Portugal: a paradox in productivity

December 22, 2017

Portugal is less productive than advanced economies. Paradoxically, the recent improvement in areas such as human capital, investment in innovation and R&D or a more friendly business environment has yet to lead to convergence in productivity levels. The Portuguese labour productivity as a percentage of G7 countries peaked in 1993 at 63.4%, decreasing since then to 58.4%. A similar trend is observed for productivity as a percentage of the average of EU core countries (from 60.1% to 57.4%) and in multifactor productivity (it grew on average by 3.3% since 1995 in Portugal and by 11.8% in the G7 countries). The paper discusses the association between an increasing misallocation of capital, labour and skills both at a sectoral and firm level and the larger slowdown in productivity growth in Portugal than the one occurring in more developed economies.

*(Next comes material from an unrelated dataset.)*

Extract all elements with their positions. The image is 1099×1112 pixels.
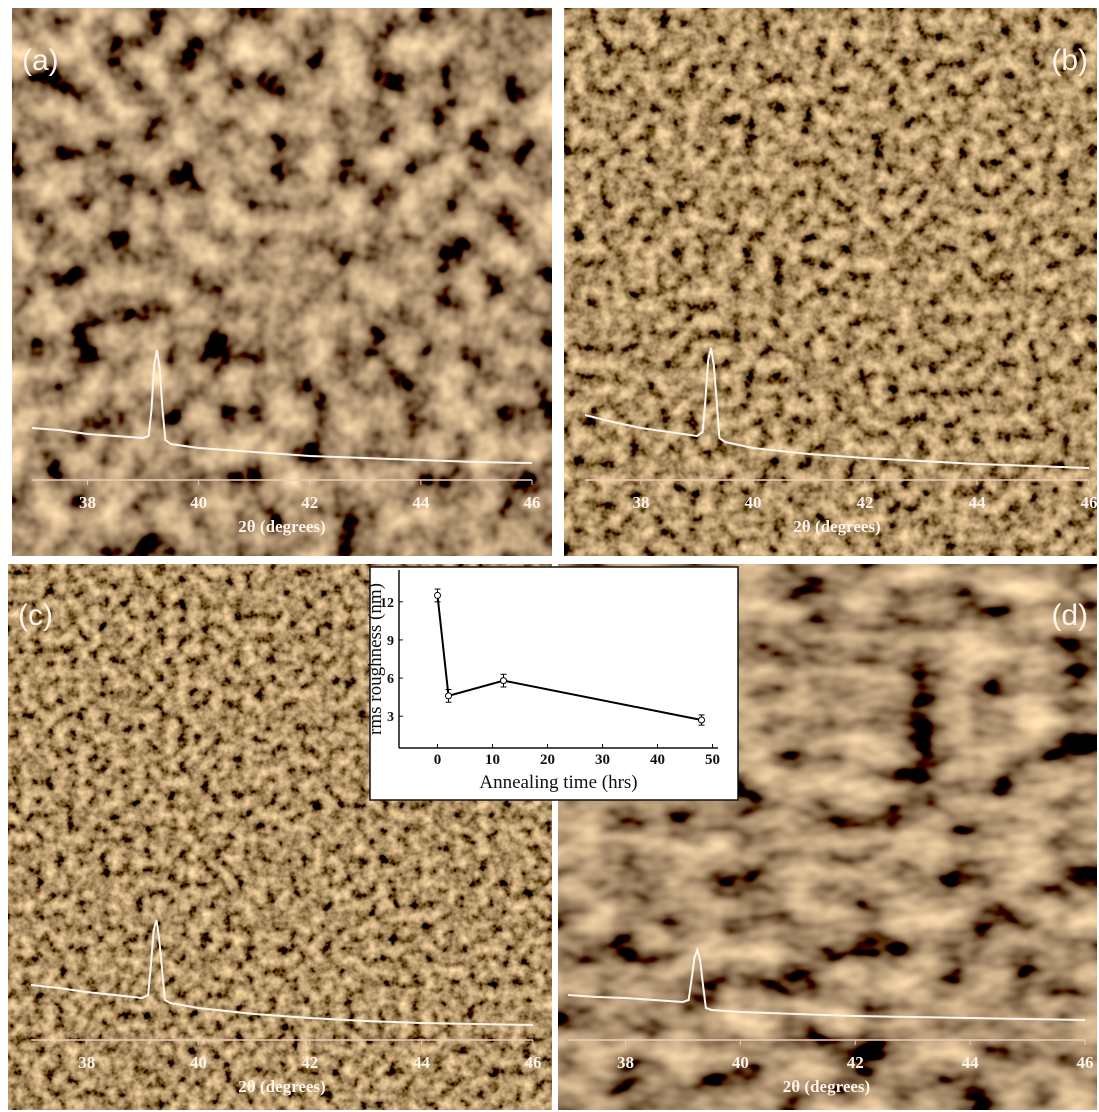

Moreover, it discusses policy proposals to enhance aggregate productivity growth in the Portuguese economy within a framework of growing integration in global markets: policies to improve the business environment and promote greater product market competition by removing institutional barriers to entry and to growth, tax and other targeted policies to attract FDI, coordinated policies in the areas of education and employment so that incentives are oriented to improve skills and to prompt managers to correct practices that negatively affect productivity growth, a less segmented labour market to increase allocation between tradable and less-tradable activities and the state and private sectors, systematic policy evaluation and a transparent and simpler set of public incentives to induce the change of resources from sheltered to tradable sectors and reduce the misallocation of resources.